The security policy in NGB is based on the next principal entities: Users, Groups/Roles and Permissions.
The Users entity defines the full list of the NGB users (accounts). Note that only authorized users that were registered early can work in NGB. The user can be added or deleted from NGB users list only by another user that have the ADMIN role. Users names represent the authentical domain accounts (SAML/OAuth/OpenID), e.g. e-mails.
The Groups entity defines the users grants for the access to the specific datasets. Each Group should present a specific group of users (e.g. project team members), for which are granted or refused permissions for viewing specific datasets. The group can be created/deleted from NGB groups list or assigned to the user only by the user with the ADMIN role. Each NGB user can be in one or several groups or not in any of them.

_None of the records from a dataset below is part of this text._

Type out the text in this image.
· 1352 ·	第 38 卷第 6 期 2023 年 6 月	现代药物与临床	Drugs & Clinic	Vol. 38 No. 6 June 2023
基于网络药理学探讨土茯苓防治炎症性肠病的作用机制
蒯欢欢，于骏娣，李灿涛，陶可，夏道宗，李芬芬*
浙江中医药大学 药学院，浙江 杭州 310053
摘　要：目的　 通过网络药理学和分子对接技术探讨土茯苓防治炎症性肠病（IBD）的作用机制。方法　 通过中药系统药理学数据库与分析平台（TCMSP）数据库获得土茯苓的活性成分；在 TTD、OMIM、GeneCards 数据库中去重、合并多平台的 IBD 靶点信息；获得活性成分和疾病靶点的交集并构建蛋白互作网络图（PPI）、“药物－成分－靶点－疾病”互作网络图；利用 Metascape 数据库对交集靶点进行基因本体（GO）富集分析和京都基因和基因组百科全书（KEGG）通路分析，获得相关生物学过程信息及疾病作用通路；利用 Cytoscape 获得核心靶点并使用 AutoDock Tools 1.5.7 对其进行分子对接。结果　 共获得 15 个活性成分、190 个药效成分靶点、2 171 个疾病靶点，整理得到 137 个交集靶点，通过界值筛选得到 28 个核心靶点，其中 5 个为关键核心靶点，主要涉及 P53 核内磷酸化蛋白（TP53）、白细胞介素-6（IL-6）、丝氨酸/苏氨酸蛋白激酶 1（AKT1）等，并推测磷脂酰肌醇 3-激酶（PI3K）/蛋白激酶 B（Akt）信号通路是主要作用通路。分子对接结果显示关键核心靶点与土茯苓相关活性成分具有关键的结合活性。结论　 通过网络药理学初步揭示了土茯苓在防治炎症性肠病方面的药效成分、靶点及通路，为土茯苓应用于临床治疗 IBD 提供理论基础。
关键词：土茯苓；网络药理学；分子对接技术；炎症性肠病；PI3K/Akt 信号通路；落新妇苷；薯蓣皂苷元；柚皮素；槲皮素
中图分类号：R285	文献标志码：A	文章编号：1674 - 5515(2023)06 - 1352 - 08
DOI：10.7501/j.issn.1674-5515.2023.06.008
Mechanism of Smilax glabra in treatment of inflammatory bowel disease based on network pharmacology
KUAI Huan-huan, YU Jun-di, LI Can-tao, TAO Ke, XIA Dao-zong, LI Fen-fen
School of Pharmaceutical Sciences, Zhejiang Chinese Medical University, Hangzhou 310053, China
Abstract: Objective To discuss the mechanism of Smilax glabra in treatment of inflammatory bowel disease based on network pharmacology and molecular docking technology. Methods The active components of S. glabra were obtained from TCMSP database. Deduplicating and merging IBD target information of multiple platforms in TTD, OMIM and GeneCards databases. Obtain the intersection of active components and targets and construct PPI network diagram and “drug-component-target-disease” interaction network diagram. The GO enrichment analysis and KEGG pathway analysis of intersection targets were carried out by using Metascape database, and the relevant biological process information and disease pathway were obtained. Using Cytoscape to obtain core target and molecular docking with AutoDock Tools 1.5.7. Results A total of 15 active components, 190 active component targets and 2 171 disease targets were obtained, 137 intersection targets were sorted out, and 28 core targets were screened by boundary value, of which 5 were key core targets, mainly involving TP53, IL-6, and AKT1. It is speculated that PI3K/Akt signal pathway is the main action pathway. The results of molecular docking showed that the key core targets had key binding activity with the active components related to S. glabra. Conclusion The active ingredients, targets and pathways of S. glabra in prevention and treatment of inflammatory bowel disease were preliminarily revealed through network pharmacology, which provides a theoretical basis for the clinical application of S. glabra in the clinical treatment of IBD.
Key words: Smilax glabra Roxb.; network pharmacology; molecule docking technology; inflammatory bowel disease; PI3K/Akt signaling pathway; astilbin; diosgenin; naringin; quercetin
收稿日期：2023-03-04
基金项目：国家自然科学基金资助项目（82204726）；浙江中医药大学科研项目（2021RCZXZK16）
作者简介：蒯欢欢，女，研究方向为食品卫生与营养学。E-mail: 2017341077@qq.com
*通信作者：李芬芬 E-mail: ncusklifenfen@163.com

The Roles entity defines the users grants for managing security access to the objects. Roles are predefined by the system, none of the users can create new roles or delete existing. The role can be assigned to the user only by user with the ADMIN role. Each NGB user must be assigned one or several roles.
Actual system roles list:
| Role | Description |
|---|---|
| ROLE_ADMIN | Administrator. Allows to create/delete users, create/delete/assign groups, assign roles. Users with this role have the full access to the system and all types of the objects |
| ROLE_USER | Basic user. Sets to all users by default |
| ROLE_REFERENCE_MANAGER | Allows user to have access and control the reference track |
| ROLE_BAM_MANAGER | Allows user to have access and control the BAM files and tracks |
| ROLE_VCF_MANAGER | Allows user to have access and control the VCF files and tracks |
| ROLE_GENE_MANAGER | Allows user to have access and control the GENE (GFF/GTF/GTF3) files and tracks |
| ROLE_BED_MANAGER | Allows user to have access and control the BED files and tracks |
| ROLE_WIG_MANAGER | Allows user to have access and control the WIG files and tracks |
| ROLE_SEG_MANAGER | Allows user to have access and control the SEG files and tracks |
The Permissions entity defines what actions with files and datasets are allowed to the user/user group(role). The permission settings are divided into the following options which can be combined:
- Read
- Write
The user management panel helps to manage users, groups and system roles.
Note: this panel is available only for the users with the ADMIN role.
To open user management panel click on 
icon on the main toolbar of the application.
Setting permissions on the specific files and datasets, users and groups management also can be done through CLI (see here).